I do not recall MD5 even using multiplication. It's all shifting, addition, and XOR operations. The AmigaOS environment uses a simple hashing algorithm to help rapidly locate files in a directory on the disk. Many assemblers for the 6502 used hashing for symbol table lookup. Nearly all of these used the shift, add, and XOR approach (basically, approximating a LFSR).
Quote:
Instead, I think skip-lists would be better suited to the 6502. You need a pseudo random number generator to add elements, but not to retrieve them.
I love skip-lists. But I do not believe they are an adequate data structure for a low-memory environment.
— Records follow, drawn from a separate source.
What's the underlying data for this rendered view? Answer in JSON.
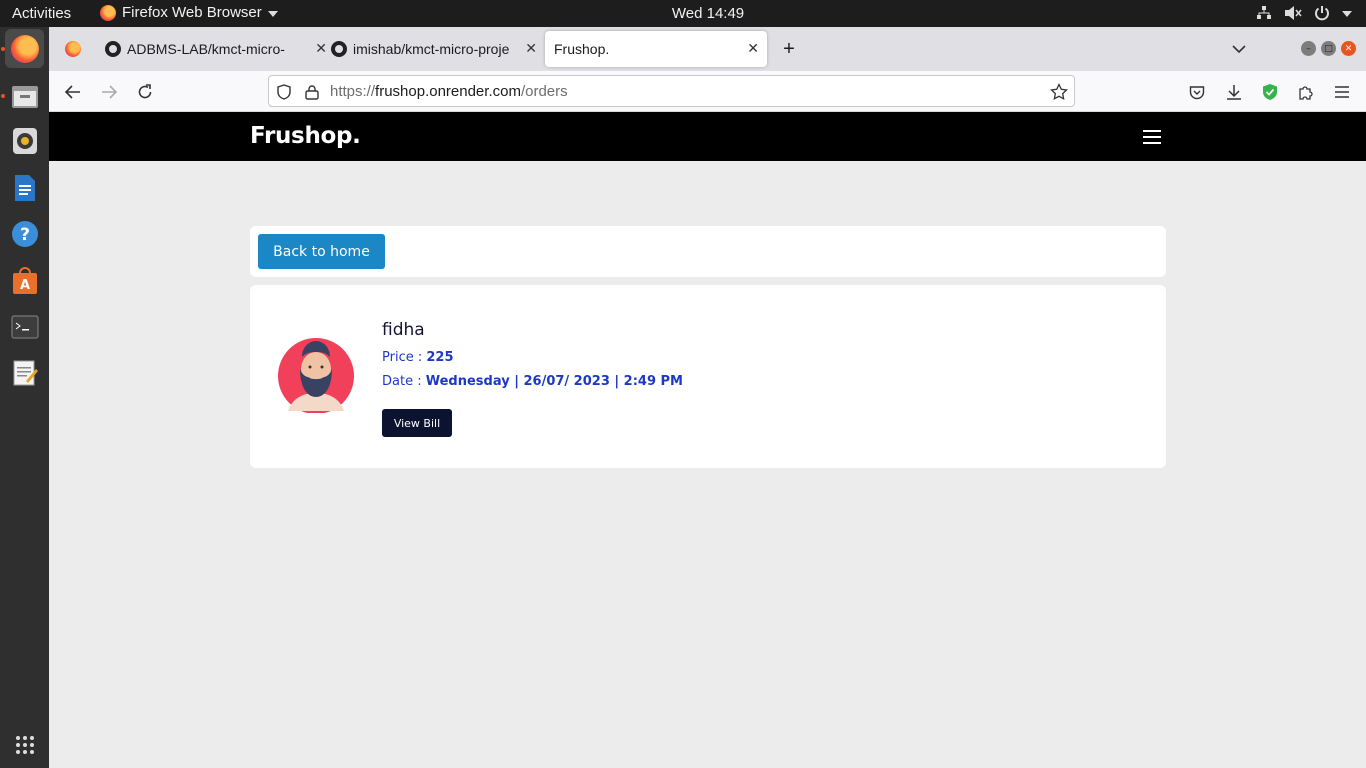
{
  "topbar": {
    "activities": "Activities",
    "app_name": "Firefox Web Browser",
    "clock": "Wed 14:49"
  },
  "tabs": [
    {
      "title": "ADBMS-LAB/kmct-micro-",
      "icon": "github-icon"
    },
    {
      "title": "imishab/kmct-micro-proje",
      "icon": "github-icon"
    },
    {
      "title": "Frushop.",
      "icon": "none",
      "selected": true
    }
  ],
  "urlbar": {
    "scheme": "https://",
    "host": "frushop.onrender.com",
    "path": "/orders"
  },
  "site": {
    "brand": "Frushop."
  },
  "back_button": "Back to home",
  "order": {
    "customer": "fidha",
    "price_label": "Price : ",
    "price": "225",
    "date_label": "Date : ",
    "date": "Wednesday | 26/07/ 2023 | 2:49 PM",
    "view_bill": "View Bill"
  },
  "colors": {
    "accent_blue": "#1b87c4",
    "dark_navy": "#0c1331",
    "text_blue": "#1d39c4",
    "page_bg": "#ececec",
    "brand_bar": "#000000"
  }
}
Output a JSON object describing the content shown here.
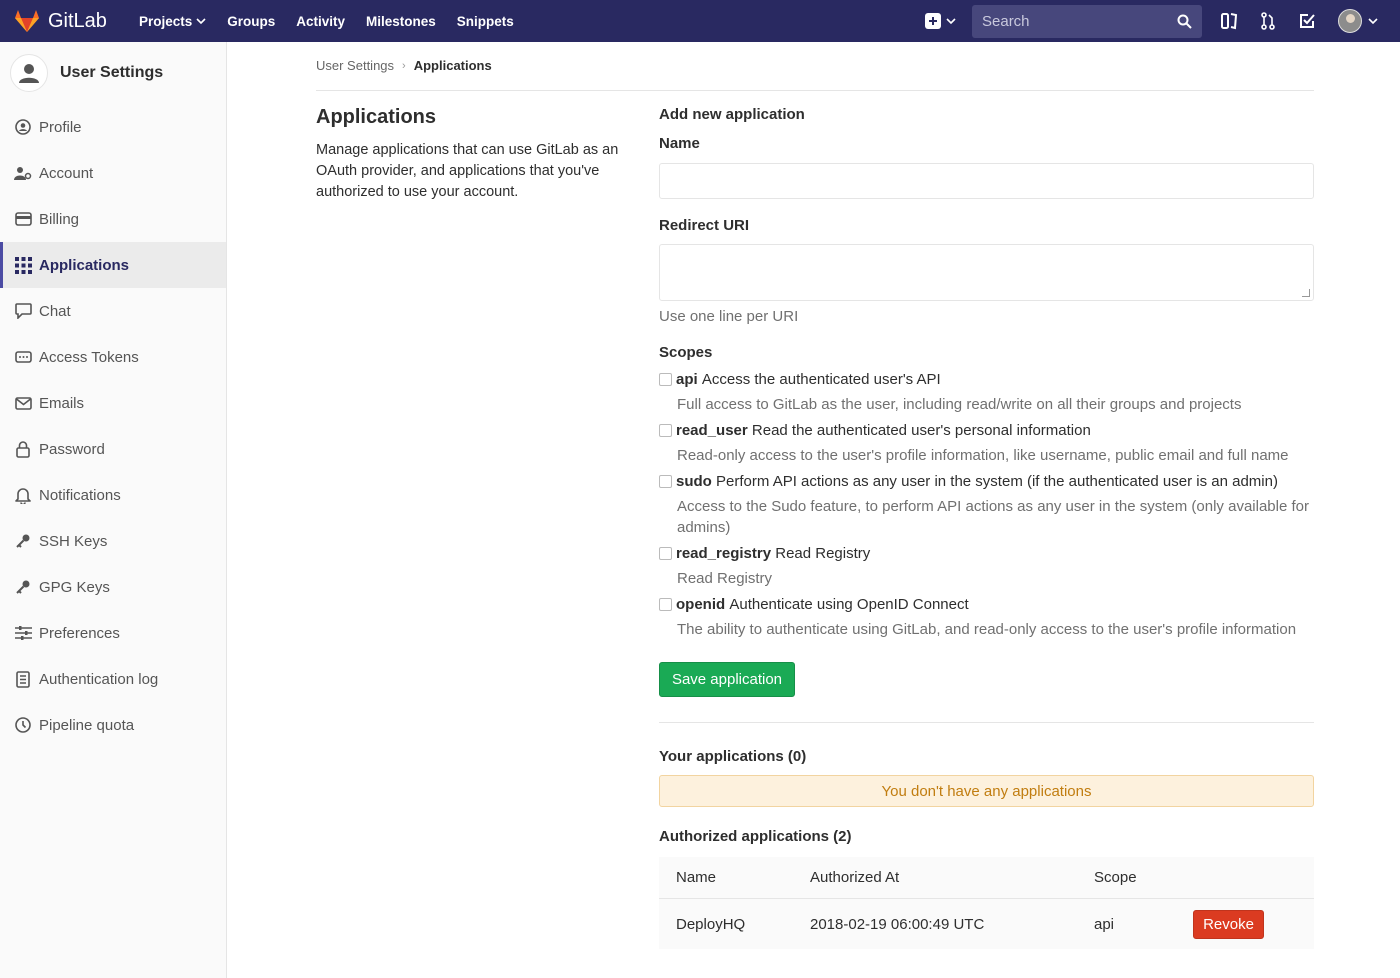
{
  "navbar": {
    "brand": "GitLab",
    "links": [
      "Projects",
      "Groups",
      "Activity",
      "Milestones",
      "Snippets"
    ],
    "search_placeholder": "Search",
    "color": "#292961"
  },
  "sidebar": {
    "title": "User Settings",
    "items": [
      {
        "label": "Profile",
        "icon": "profile-icon"
      },
      {
        "label": "Account",
        "icon": "account-icon"
      },
      {
        "label": "Billing",
        "icon": "billing-icon"
      },
      {
        "label": "Applications",
        "icon": "applications-icon",
        "active": true
      },
      {
        "label": "Chat",
        "icon": "chat-icon"
      },
      {
        "label": "Access Tokens",
        "icon": "access-tokens-icon"
      },
      {
        "label": "Emails",
        "icon": "emails-icon"
      },
      {
        "label": "Password",
        "icon": "password-icon"
      },
      {
        "label": "Notifications",
        "icon": "notifications-icon"
      },
      {
        "label": "SSH Keys",
        "icon": "ssh-keys-icon"
      },
      {
        "label": "GPG Keys",
        "icon": "gpg-keys-icon"
      },
      {
        "label": "Preferences",
        "icon": "preferences-icon"
      },
      {
        "label": "Authentication log",
        "icon": "authentication-log-icon"
      },
      {
        "label": "Pipeline quota",
        "icon": "pipeline-quota-icon"
      }
    ]
  },
  "breadcrumb": {
    "parent": "User Settings",
    "current": "Applications"
  },
  "intro": {
    "title": "Applications",
    "description": "Manage applications that can use GitLab as an OAuth provider, and applications that you've authorized to use your account."
  },
  "form": {
    "heading": "Add new application",
    "name_label": "Name",
    "name_value": "",
    "redirect_label": "Redirect URI",
    "redirect_value": "",
    "redirect_help": "Use one line per URI",
    "scopes_label": "Scopes",
    "scopes": [
      {
        "key": "api",
        "title": "Access the authenticated user's API",
        "description": "Full access to GitLab as the user, including read/write on all their groups and projects"
      },
      {
        "key": "read_user",
        "title": "Read the authenticated user's personal information",
        "description": "Read-only access to the user's profile information, like username, public email and full name"
      },
      {
        "key": "sudo",
        "title": "Perform API actions as any user in the system (if the authenticated user is an admin)",
        "description": "Access to the Sudo feature, to perform API actions as any user in the system (only available for admins)"
      },
      {
        "key": "read_registry",
        "title": "Read Registry",
        "description": "Read Registry"
      },
      {
        "key": "openid",
        "title": "Authenticate using OpenID Connect",
        "description": "The ability to authenticate using GitLab, and read-only access to the user's profile information"
      }
    ],
    "save_label": "Save application"
  },
  "your_apps": {
    "heading": "Your applications (0)",
    "empty_message": "You don't have any applications"
  },
  "authorized": {
    "heading": "Authorized applications (2)",
    "columns": [
      "Name",
      "Authorized At",
      "Scope"
    ],
    "rows": [
      {
        "name": "DeployHQ",
        "authorized_at": "2018-02-19 06:00:49 UTC",
        "scope": "api",
        "action": "Revoke"
      }
    ]
  }
}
Especially as the number of nodes increases, the number of link pointers in the node header will often be in excess of two. While one can make the argument that all the link pointers are in use, and therefore more memory efficient than hashing, it's equally true that you will find that your memory consumption rate is *larger* than for hash tables.
If you intend on putting no more than 256 items in your database, then you can get by with 8 links per node, maximum. Assuming a perfect distribution, only 16 nodes will have 8 links in their headers. 16 nodes * 8 links per node * 2 bytes per link pointer = 256 bytes of memory. Even a 64-bucket hash table will consume only 128 bytes of memory. The majority of nodes will be found to have 4 links in them -- 8 bytes per node overhead on average. In a linked list, you get 2 bytes.
The way around this is to sacrifice search speed for, well, traversing a linked list. If you restrict the nodes to have four links maximum, then on average, any node in a 256-datum base will take sixteen node traversals to find. Which brings us right back to what we were doing when we use hash tables anyway.
Skiplists are great, but if you are interested in the ideal balance between speed and low memory consumption, hash tables with linked list buckets are where its at.